Real-world software systems can get very complex, but for the purposes of this blog post, it will suffice to describe a simpler system.

Imagine a simple distributed system with one client and one server. The client can send requests to the server and receive responses. The server cannot contact clients on their own. The system is functional when the client and server both function and can communicate effectively.

Diagram of the initial situation

(Note that in the system described here, the client software is not obtained directly from the server, such as might be the case on a website, but instead an entirely separate piece of software.)

Because this is a software system, and not a physical product, the development team has decided they can "upgrade" (change) either the server or the client whenever they see fit.

The development team has decided they want to make a new version of the server. This new version is such that the current client would not function with the new server. As such, they also make a new version of the client.

Now comes the issue of deployment.

  • If they upgrade the server but not the client, the system breaks. Now the client has to be upgraded urgently. If anything goes wrong in the meantime, the system stays broken for an indeterminate amount of time.

    Diagram of a client mismatch

  • If they upgrade the client but not the server, the system breaks. Now the server has to be upgraded urgently. If anything goes wrong in the meantime, the system stays broken for an indeterminate amount of time.

    Diagram of a server mismatch

  • If they upgrade the client and the server at the same time, and something goes wrong, the system is broken for an indeterminate amount of time.

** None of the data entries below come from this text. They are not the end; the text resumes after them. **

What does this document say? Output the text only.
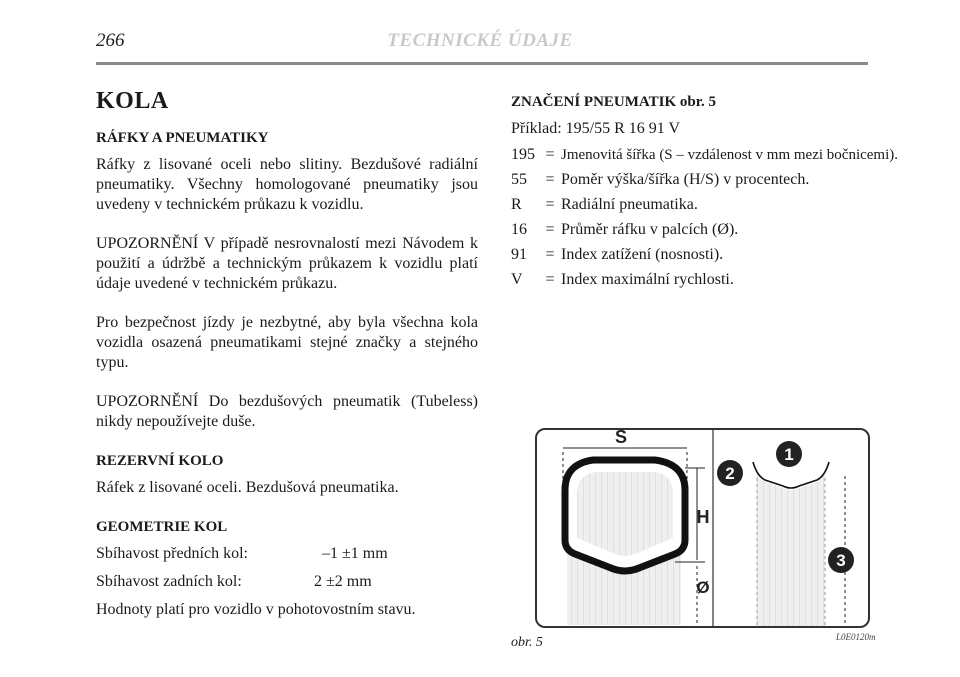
266	TECHNICKÉ ÚDAJE
KOLA
RÁFKY A PNEUMATIKY

Ráfky z lisované oceli nebo slitiny. Bezdušové radiální pneumatiky. Všechny homologované pneumatiky jsou uvedeny v technickém průkazu k vozidlu.

UPOZORNĚNÍ V případě nesrovnalostí mezi Návodem k použití a údržbě a technickým průkazem k vozidlu platí údaje uvedené v technickém průkazu.

Pro bezpečnost jízdy je nezbytné, aby byla všechna kola vozidla osazená pneumatikami stejné značky a stejného typu.

UPOZORNĚNÍ Do bezdušových pneumatik (Tubeless) nikdy nepoužívejte duše.

REZERVNÍ KOLO

Ráfek z lisované oceli. Bezdušová pneumatika.

GEOMETRIE KOL
Sbíhavost předních kol:	–1 ±1 mm
Sbíhavost zadních kol:	2 ±2 mm

Hodnoty platí pro vozidlo v pohotovostním stavu.

ZNAČENÍ PNEUMATIK obr. 5

Příklad: 195/55 R 16 91 V

195 = Jmenovitá šířka (S – vzdálenost v mm mezi bočnicemi).
55	= Poměr výška/šířka (H/S) v procentech.
R	= Radiální pneumatika.
16	= Průměr ráfku v palcích (Ø).
91	= Index zatížení (nosnosti).
V	= Index maximální rychlosti.
S
H
Ø
1
2
3
obr. 5	L0E0120m
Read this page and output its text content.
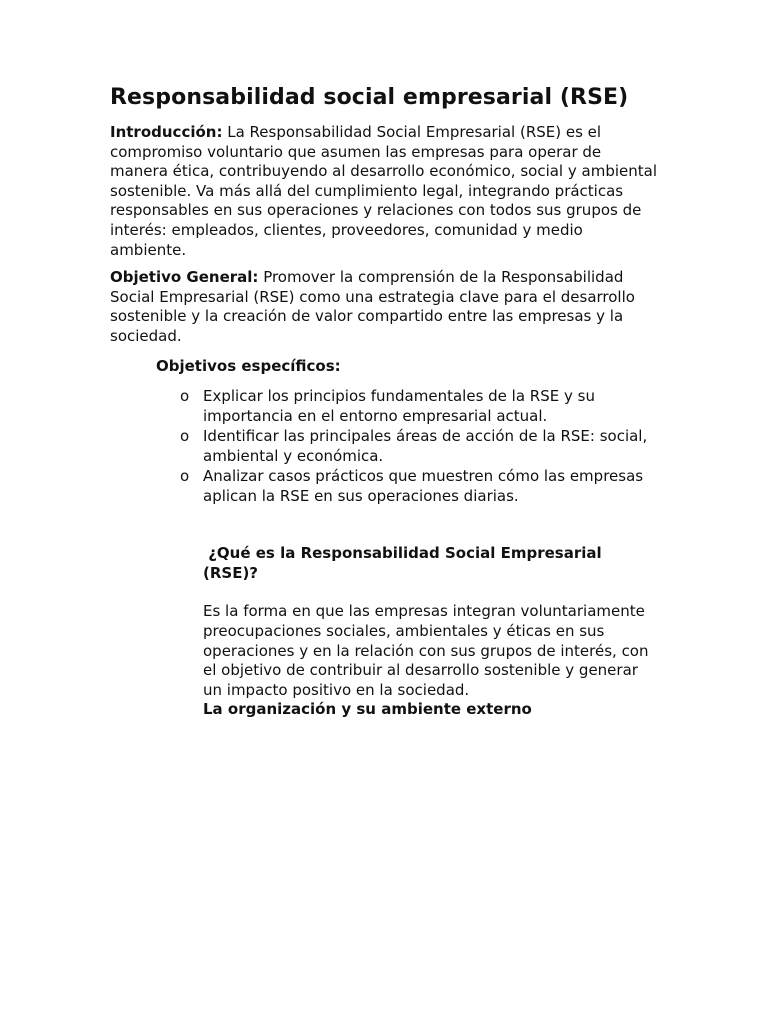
Responsabilidad social empresarial (RSE)

Introducción: La Responsabilidad Social Empresarial (RSE) es el compromiso voluntario que asumen las empresas para operar de manera ética, contribuyendo al desarrollo económico, social y ambiental sostenible. Va más allá del cumplimiento legal, integrando prácticas responsables en sus operaciones y relaciones con todos sus grupos de interés: empleados, clientes, proveedores, comunidad y medio ambiente.

Objetivo General: Promover la comprensión de la Responsabilidad Social Empresarial (RSE) como una estrategia clave para el desarrollo sostenible y la creación de valor compartido entre las empresas y la sociedad.

Objetivos específicos:

o Explicar los principios fundamentales de la RSE y su importancia en el entorno empresarial actual.
o Identificar las principales áreas de acción de la RSE: social, ambiental y económica.
o Analizar casos prácticos que muestren cómo las empresas aplican la RSE en sus operaciones diarias.

¿Qué es la Responsabilidad Social Empresarial (RSE)?

Es la forma en que las empresas integran voluntariamente preocupaciones sociales, ambientales y éticas en sus operaciones y en la relación con sus grupos de interés, con el objetivo de contribuir al desarrollo sostenible y generar un impacto positivo en la sociedad.

La organización y su ambiente externo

Now the team has to produce a fix urgently.

If you remember only one thing from this blog post, let it be this:

Urgency is a symptom of a fragile system.

Goals

Ideally, we would like to have a situation in which:

  • All urgency is removed from the development process.

  • Something going wrong during the development process does not break the system.

Compatibility

The key to solving these issues is to introduce the notion of compatibility. It is possible (and necessary) to produce a client that can communicate with multiple versions of a server.

Diagram of a compatible client

Similarly, it is possible to produce a server with which multiple versions of a client can communicate.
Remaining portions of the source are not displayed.